Although the Dow had an intraday high of 13,008 and Friday closed at 13,010, the index failed to hold Monday, and that’s an unfavorable sign. Strong overhead resistance argues against a further sharp advance. The line at 13,040, which marked the Dow’s November breakdown, and the broad area from that line to the 50-day moving average at 13,245 will likely provide a difficult zone of sellers.
The chart of the small-cap Russell 2000 index is straightforward. The index closed Monday just 1.51 points above its 200-day moving average. Resistance starts at the downtrend line at 815, which represents a broad area of trading for the past eight months. The 50-day moving average at 824, and falling, is the next line of resistance. The MACD indicator flashed a buy signal on Friday.
Conclusion: On Monday, the technology stocks, represented by the Russell 2000 and Nasdaq, benefitted from new buy recommendations on Apple (NASDAQ:AAPL), Facebook (NASDAQ:FB), Research In Motion (NASDAQ:RIMM) and Yahoo (NASDAQ:YHOO). But investors continue to shy away from stocks with high dividends fearing that a tax increase on dividends will drive the shares lower.

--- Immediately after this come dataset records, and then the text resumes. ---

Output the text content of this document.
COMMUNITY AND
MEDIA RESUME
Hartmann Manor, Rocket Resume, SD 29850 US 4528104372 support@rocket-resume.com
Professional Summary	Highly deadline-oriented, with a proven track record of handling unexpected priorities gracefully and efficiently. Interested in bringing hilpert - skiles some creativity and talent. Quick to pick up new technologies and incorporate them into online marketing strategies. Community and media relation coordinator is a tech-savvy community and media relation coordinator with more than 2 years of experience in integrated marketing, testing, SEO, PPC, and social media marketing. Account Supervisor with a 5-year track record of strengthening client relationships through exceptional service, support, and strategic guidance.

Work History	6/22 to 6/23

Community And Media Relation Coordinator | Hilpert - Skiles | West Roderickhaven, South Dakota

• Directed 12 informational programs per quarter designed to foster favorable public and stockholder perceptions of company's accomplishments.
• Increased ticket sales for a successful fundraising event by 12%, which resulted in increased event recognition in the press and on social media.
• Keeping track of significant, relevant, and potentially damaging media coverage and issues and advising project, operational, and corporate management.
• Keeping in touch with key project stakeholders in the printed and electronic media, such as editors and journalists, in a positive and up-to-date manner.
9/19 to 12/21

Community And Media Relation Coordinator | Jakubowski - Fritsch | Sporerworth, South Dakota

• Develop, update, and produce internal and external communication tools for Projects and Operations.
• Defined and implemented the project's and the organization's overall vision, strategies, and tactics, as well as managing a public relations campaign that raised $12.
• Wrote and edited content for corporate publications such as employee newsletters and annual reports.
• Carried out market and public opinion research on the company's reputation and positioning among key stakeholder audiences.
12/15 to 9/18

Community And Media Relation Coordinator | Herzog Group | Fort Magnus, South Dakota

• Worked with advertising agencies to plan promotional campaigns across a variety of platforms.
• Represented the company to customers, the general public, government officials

Despite a buy signal from the MACD indicator, it is unlikely that stocks will rally much higher than the overhanging resistance between the indices’ 200-day moving averages and 50-day moving averages.
Long-term investors should establish prices at which they are willing to buy, while nimble traders will likely be challenged by more volatility between now and Christmas that will provide for quick profits on both sides of the market.